When the board of Sweet Briar College recently announced plans to close the school after the Spring 2015 semester, students, alumnae and faculty took action, launching a nonprofit with a goal of raising $20 million and hiring a law firm to fight the decision. Now, the women have support from alumni of Sweet Briar’s official “sibling school.”

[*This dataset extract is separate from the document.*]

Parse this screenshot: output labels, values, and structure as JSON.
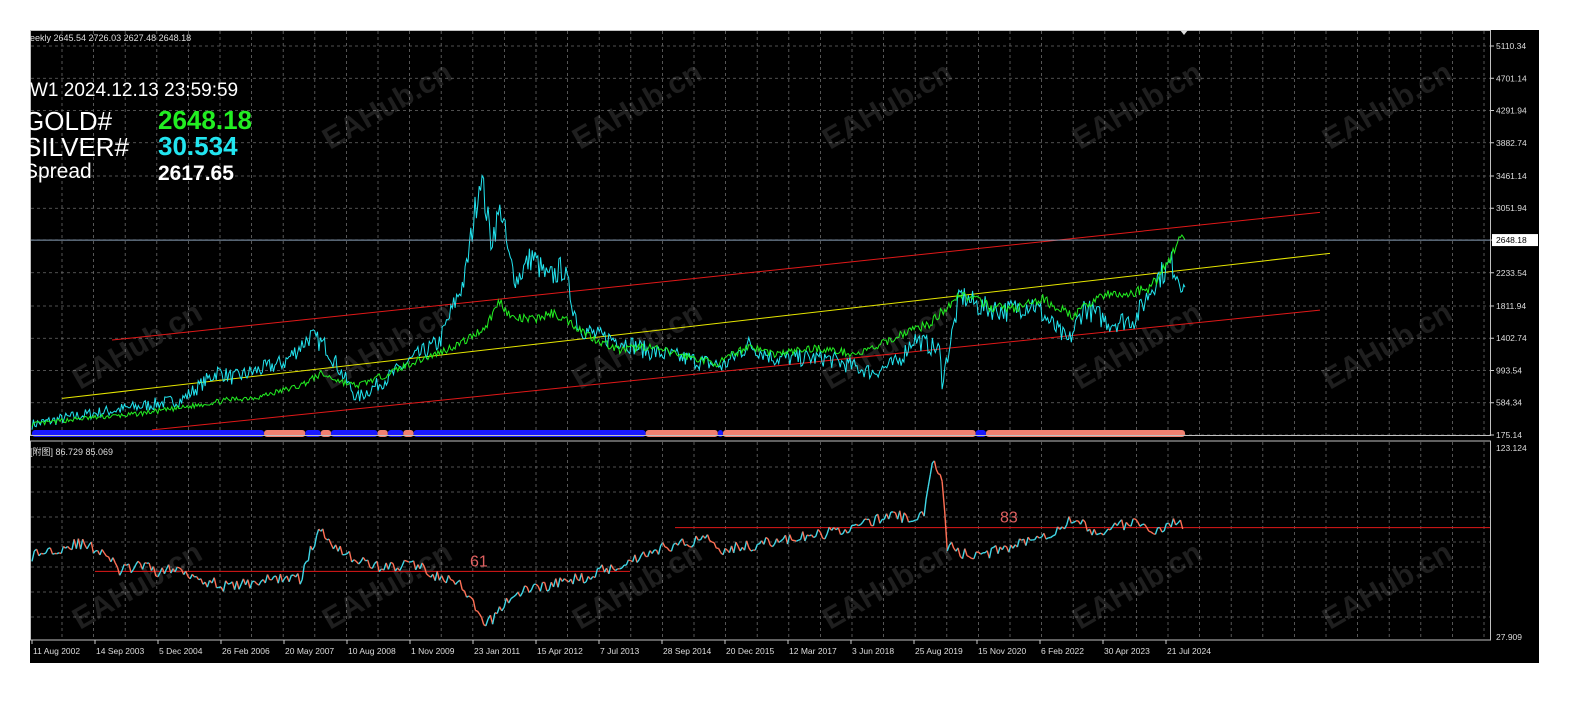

“Sweet Briar is an integral part of the Hampden-Sydney experience,” said William Ballance, a 2011 Hampden-Sydney grad who’s one of the founders of the Facebook group, HSCforSBC and an online fundraiser called A Rose for a Vixen, which is seeking to raise $100,000 through the purchase of $5 “roses.” On Saturday, March 14, the effort had brought in just under $1,000. All funds raised through the Rose for a Vixen site will be given to the Saving Sweet Briar effort, which had raised $2.8 million at posting time.
“I don’t think you could speak to a single Hampden-Sydney man that wouldn’t tell you that at some point in his college career he was affected by Sweet Briar,” said Ballance.
Hampden-Sydney is located in Farmville, about 40 minutes from the Sweet Briar campus in Amherst County, and Ballance said even before he arrived at the men’s school as a freshman in 2007, he’d already begun getting to know the women of Sweet Briar through Facebook. Having the school so close by helped allay concerns prospective Hampden-Sydney students might have about choosing a single sex school, he said.
“We each would host events for the other,” he said. “There was interaction from the first weekend that we were at school.”
Sweet Briar officials cited declining applications and admission as the basis for the closure, and have said that despite an approximately $85 million endowment, they were unable to cover costs associated with running the 114-year-old school, which occupies a 3,250-acre campus in Amherst County and has current enrollment of 561, according to data provided by the school to insidehighered.com.
By contrast, Hampden-Sydney has seen enrollment numbers jump in recent years, and according to an October 2014 statement on the school’s website, enrollment at the men’s college surpassed 1,100 this year for the fourth time in school history. The school’s endowment, at $150.9M, is “an all-time high, up 31% from five years ago,” according to the site. Officials from Sweet Briar and from Hampden Sydney did not return C-VILLE’s calls by posting time.
Brittany Deane, a 2005 Sweet Briar alum who is now an Austin, Texas-based attorney and a spokeswoman for the Saving Sweet Briar effort, said she’s grateful but not surprised by the Hampden-Sydney alums support.
“Through the years, we have seen one another through it all—personal friendships, academic endeavors, road trips, dell parties, fraternity circle, boathouse celebrations, homecomings, and some very tough times too,” she said. “Siblings are always there for each other—and that’s what the extraordinary men of Hampden-Sydney are to Sweet Briar women—brothers.”